Par

Paul-Emile Bouchy

Publié le

23 mars 2026 à 18h53

Lors du second tour des élections municipales 2026 à Nancy, le maire sortant Mathieu Klein (PS) est arrivé largement en tête en recueillant 49,68 % des suffrages exprimés.
Au lendemain de sa réélection à la tête de la cité ducale et à l’aube de ce nouveau mandat, il a accordé une interview à Lorraine Actu.

Actu : Qu’est-ce que le résultat de cette élection municipale dit de votre précédent mandat ?

Mathieu Klein : Je crois que ce résultat conforte une dynamique. Les Nancéiennes et les Nancéiens nous ont dit qu’ils souhaitaient que nous poursuivions notre travail. Ils nous ont dit : « Vous avez réveillé Nancy, vous avez commencé à transformer Nancy. Nous avons envie que vous continuiez sans vous donner un blanc-seing. » C’est un score net et sans appel. Ils ont clairement fermé la porte au retour de l’immobilisme et ils ont aussi dit, je crois, que la peur ne constituait pas un projet.

Qu’est-ce que vous avez envie de dire aux 3/4 des Nancéiens qui se sont abstenus ou qui n’ont pas voté pour vous ?

M.K. : C’est le lot des élections. Si on se réfère à l’élection municipale de 2008, par exemple, le taux de participation était encore moins élevé. Je m’adresse à tous les Nancéiens, je suis le maire de tous les habitants qu’ils soient inscrits ou pas sur les listes électorales, qu’ils soient électeurs ou abstentionnistes, qui aient voté pour moi ou pour d’autres listes. J’ai un profond respect de cette défense de l’intérêt général. Je suis là pour d’abord rassembler les habitants autour d’un projet et de valeurs.

Quelles sont vos priorités pour les prochains mois ?
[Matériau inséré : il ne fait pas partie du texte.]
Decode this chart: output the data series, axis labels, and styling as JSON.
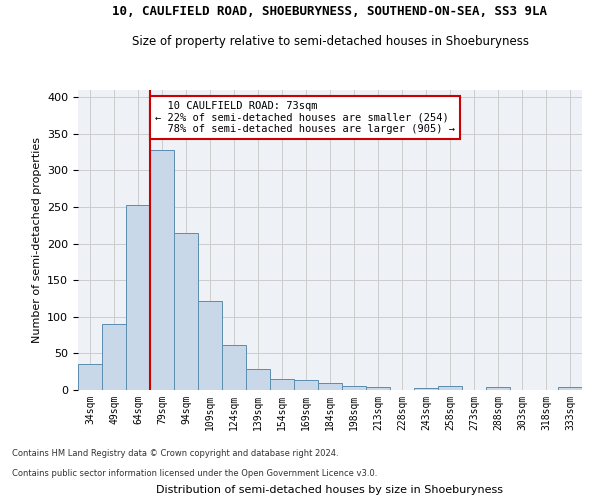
{
  "title": "10, CAULFIELD ROAD, SHOEBURYNESS, SOUTHEND-ON-SEA, SS3 9LA",
  "subtitle": "Size of property relative to semi-detached houses in Shoeburyness",
  "xlabel": "Distribution of semi-detached houses by size in Shoeburyness",
  "ylabel": "Number of semi-detached properties",
  "footer1": "Contains HM Land Registry data © Crown copyright and database right 2024.",
  "footer2": "Contains public sector information licensed under the Open Government Licence v3.0.",
  "categories": [
    "34sqm",
    "49sqm",
    "64sqm",
    "79sqm",
    "94sqm",
    "109sqm",
    "124sqm",
    "139sqm",
    "154sqm",
    "169sqm",
    "184sqm",
    "198sqm",
    "213sqm",
    "228sqm",
    "243sqm",
    "258sqm",
    "273sqm",
    "288sqm",
    "303sqm",
    "318sqm",
    "333sqm"
  ],
  "values": [
    35,
    90,
    253,
    328,
    215,
    121,
    62,
    29,
    15,
    13,
    10,
    5,
    4,
    0,
    3,
    5,
    0,
    4,
    0,
    0,
    4
  ],
  "bar_color": "#c8d8e8",
  "bar_edge_color": "#5b8db0",
  "property_label": "10 CAULFIELD ROAD: 73sqm",
  "pct_smaller": 22,
  "pct_larger": 78,
  "count_smaller": 254,
  "count_larger": 905,
  "vline_x": 2.5,
  "annotation_box_color": "#cc0000",
  "ylim": [
    0,
    410
  ],
  "yticks": [
    0,
    50,
    100,
    150,
    200,
    250,
    300,
    350,
    400
  ],
  "grid_color": "#cccccc",
  "bg_color": "#eef2f7"
}
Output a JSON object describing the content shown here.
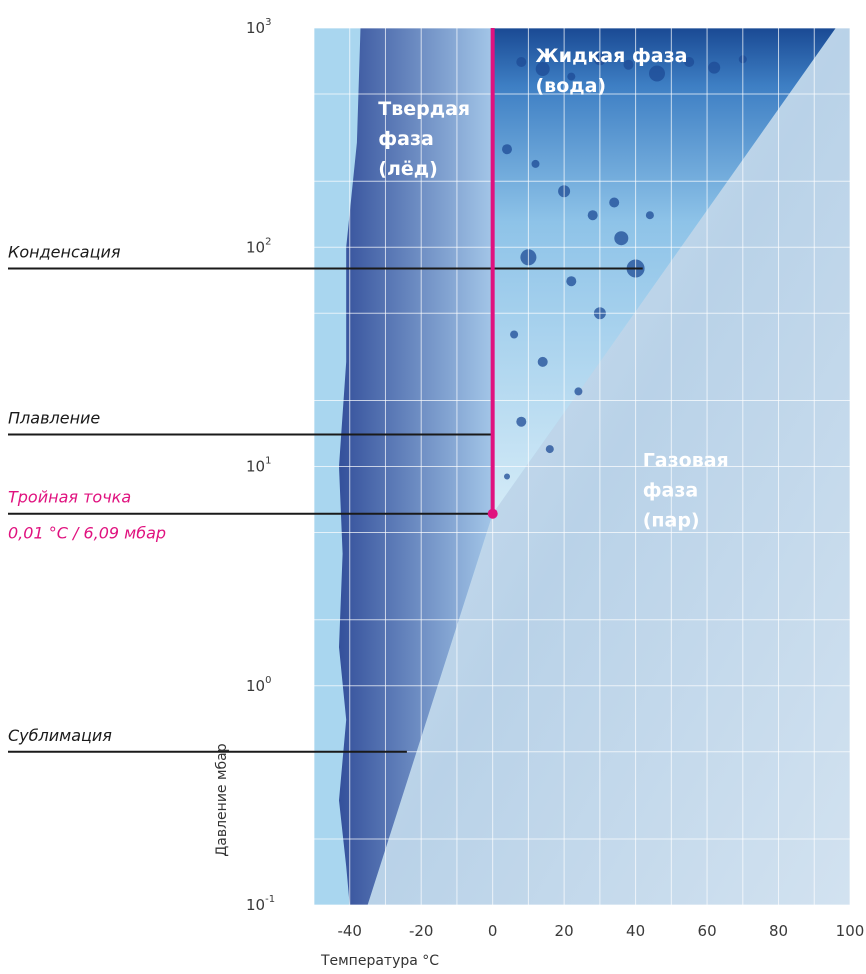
{
  "chart_data": {
    "type": "phase-diagram",
    "xlabel": "Температура °C",
    "ylabel": "Давление мбар",
    "xlim": [
      -50,
      100
    ],
    "ylim": [
      0.1,
      1000
    ],
    "y_scale": "log",
    "grid": true,
    "x_ticks": [
      -40,
      -20,
      0,
      20,
      40,
      60,
      80,
      100
    ],
    "y_ticks": [
      {
        "base": "10",
        "exp": "3",
        "value": 1000
      },
      {
        "base": "10",
        "exp": "2",
        "value": 100
      },
      {
        "base": "10",
        "exp": "1",
        "value": 10
      },
      {
        "base": "10",
        "exp": "0",
        "value": 1
      },
      {
        "base": "10",
        "exp": "-1",
        "value": 0.1
      }
    ],
    "regions": [
      {
        "lines": [
          "Твердая",
          "фаза",
          "(лёд)"
        ]
      },
      {
        "lines": [
          "Жидкая фаза",
          "(вода)"
        ]
      },
      {
        "lines": [
          "Газовая",
          "фаза",
          "(пар)"
        ]
      }
    ],
    "melting_line": {
      "x": 0,
      "y_from": 6.09,
      "y_to": 1000
    },
    "triple_point": {
      "x": 0.01,
      "y": 6.09
    },
    "annotations": [
      {
        "label": "Конденсация",
        "y": 80,
        "x_end": 42,
        "highlight": false
      },
      {
        "label": "Плавление",
        "y": 14,
        "x_end": 0,
        "highlight": false
      },
      {
        "label": "Тройная точка",
        "sublabel": "0,01 °C / 6,09 мбар",
        "y": 6.09,
        "x_end": 0,
        "highlight": true
      },
      {
        "label": "Сублимация",
        "y": 0.5,
        "x_end": -24,
        "highlight": false
      }
    ],
    "colors": {
      "solid": "#3f5ea8",
      "liquid": "#1a4f9a",
      "gas": "#c9dcec",
      "background": "#a9d6ef",
      "melting_line": "#e0127f"
    }
  }
}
M.K. : Nous allons dès cette année multiplier par 4 le budget consacré à la rénovation des écoles : le confort thermique, les sanitaires, les espaces de restauration… La priorité, c’est le confort des enfants et je veux que nous mettions un vrai coup d’accélérateur. Je souhaite aussi dans les prochaines semaines que nous puissions travailler à une meilleure sécurisation des trottoirs et des espaces piétons. Je n’accepte pas l’idée que les piétons dans la ville puissent se sentir mal à l’aise ou en danger. Cela passera par un renforcement de la prévention et éventuellement par un arrêté interdisant les trottinettes électriques dans les parcs. Enfin, il y a aussi la perspective des travaux rue Saint-Dizier avec la nécessité de changer la canalisation vétuste qui approvisionne la ville en eau potable. Ils débuteront à la fin de l’année après une concertation large avec les habitants et les commerçants.

Revenons sur votre premier mandat. Auriez-vous fait certaines choses différemment avec du recul ?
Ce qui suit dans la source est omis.